A copy of the MPI 2.2 Standard, in PDf format, can be found at the following URL:
6. Batch Scheduling
The Maui/TORQUE scheduling system is currently running on Talon. It schedules jobs and manages resources and job queues, and can be accessed through the interactive batch environment or by submitting a batch request. Maui/TORQUE is able to manage both single-processor and multiprocessor jobs
6.2. Queue Information
The following table describes the Maui/TORQUE queues available on Talon:
|Highest||debug||Debug||1 Hour||N/A||User diagnostic jobs.|
|prepost||N/A||24 Hours||1||Pre/Post processing for user jobs|
|urgent||Urgent||N/A||N/A||Designated High Urgent jobs by DoD HPCMP|
|staff||N/A||368 Hours||N/A||DSRC staff testing only|
|high||High||N/A||N/A||Jobs belonging to DoD HPCMP High Priority Projects.|
|challenge||Challenge||168 Hours||N/A||Jobs belonging to DoD HPCMP Challenge Projects.|
|cots||Standard||96 Hours||N/A||Abaques, Fluent, and Cobalt jobs|
|interactive||Standard||12 Hours||N/A||Interactive jobs|
|standard-long||Standard||200 Hours||N/A||DSRC Permission Required|
|standard||Standard||96 Hours||N/A||Non Challenge User Jobs|
|Lowest||background||Background||24 Hours||N/A||User jobs that will not be charged against the project allocation|
6.3. Interactive Logins
When you log in to Talon, you will be running in an interactive shell on a project node.
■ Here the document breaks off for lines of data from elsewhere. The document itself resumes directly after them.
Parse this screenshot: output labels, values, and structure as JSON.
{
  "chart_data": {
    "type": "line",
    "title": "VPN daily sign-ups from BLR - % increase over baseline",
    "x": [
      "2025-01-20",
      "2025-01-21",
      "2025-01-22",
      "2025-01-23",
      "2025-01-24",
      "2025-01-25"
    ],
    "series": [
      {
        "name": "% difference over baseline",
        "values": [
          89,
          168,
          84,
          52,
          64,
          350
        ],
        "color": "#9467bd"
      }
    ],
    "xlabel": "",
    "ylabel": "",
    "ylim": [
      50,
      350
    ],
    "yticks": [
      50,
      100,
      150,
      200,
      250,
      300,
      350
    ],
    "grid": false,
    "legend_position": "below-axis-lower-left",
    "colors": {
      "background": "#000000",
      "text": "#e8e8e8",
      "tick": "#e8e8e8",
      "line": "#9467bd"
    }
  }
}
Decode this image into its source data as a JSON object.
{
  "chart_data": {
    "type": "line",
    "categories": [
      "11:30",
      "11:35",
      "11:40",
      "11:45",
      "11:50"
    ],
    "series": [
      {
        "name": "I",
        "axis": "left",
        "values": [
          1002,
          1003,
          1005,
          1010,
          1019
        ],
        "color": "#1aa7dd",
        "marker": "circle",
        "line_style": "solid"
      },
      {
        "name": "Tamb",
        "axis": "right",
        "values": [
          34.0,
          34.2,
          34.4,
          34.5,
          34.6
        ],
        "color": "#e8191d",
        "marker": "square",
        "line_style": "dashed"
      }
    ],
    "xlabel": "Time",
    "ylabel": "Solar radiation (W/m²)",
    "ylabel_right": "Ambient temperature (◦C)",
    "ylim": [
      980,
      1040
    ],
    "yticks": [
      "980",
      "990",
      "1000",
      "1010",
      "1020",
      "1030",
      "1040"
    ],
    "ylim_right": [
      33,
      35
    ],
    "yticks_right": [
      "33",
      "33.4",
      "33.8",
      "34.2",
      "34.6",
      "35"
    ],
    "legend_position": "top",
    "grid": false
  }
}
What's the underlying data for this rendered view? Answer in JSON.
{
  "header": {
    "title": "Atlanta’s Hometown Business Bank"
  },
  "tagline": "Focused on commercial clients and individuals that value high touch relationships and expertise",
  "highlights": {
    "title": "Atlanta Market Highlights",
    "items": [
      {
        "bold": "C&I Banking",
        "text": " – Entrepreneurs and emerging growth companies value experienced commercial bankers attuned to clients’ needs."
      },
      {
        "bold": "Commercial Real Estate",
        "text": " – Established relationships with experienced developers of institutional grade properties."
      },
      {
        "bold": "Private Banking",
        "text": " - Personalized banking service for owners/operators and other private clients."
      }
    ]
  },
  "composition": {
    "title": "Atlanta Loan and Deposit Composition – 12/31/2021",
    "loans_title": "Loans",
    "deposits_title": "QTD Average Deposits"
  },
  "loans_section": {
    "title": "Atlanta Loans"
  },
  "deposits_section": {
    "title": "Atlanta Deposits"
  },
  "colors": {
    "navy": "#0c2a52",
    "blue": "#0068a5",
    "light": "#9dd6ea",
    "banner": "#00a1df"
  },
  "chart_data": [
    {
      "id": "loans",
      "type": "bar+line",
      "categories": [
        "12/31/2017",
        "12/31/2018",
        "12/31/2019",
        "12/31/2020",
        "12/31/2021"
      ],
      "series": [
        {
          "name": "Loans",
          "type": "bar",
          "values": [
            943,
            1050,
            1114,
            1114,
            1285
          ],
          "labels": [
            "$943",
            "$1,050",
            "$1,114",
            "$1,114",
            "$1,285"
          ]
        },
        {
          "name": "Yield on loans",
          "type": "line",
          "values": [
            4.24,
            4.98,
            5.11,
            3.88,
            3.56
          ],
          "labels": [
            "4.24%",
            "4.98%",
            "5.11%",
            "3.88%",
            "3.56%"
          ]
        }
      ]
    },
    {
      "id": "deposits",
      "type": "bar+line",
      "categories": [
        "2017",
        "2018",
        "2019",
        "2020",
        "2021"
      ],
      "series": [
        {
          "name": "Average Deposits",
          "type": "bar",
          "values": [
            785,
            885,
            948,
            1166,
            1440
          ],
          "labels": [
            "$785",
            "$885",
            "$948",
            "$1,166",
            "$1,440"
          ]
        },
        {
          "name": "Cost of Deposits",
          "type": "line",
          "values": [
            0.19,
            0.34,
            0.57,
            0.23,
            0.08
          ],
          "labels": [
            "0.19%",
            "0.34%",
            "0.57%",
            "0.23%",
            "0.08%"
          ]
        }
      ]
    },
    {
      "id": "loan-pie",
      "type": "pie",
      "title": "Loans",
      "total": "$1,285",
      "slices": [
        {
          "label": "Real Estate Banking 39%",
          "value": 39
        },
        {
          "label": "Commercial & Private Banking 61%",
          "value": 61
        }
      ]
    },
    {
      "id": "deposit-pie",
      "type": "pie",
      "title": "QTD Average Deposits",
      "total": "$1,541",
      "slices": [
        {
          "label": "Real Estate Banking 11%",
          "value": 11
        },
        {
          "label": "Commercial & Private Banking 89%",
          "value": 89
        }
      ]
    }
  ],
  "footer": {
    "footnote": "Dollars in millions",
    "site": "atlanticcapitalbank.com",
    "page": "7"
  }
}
The project nodes provide login access for Talon and support such activities as compiling, editing, and general interactive use by all users. Users and projects will be assigned a specific project node to support login and development as well as hosting long running processes, services or scripts for the project application. The preferred method to run resource intensive executions is to use an interactive batch session.
6.4. Advnace Reservations
The Advance Reservation Service (ARS) is not available on Talon and all projects share the assigned or shared batch queues. The Talon compute cluster or a group of compute nodes can be reserved for specific scheduled project events but must be requested in advance from the Talon System Manager and coordinated with other users/projects.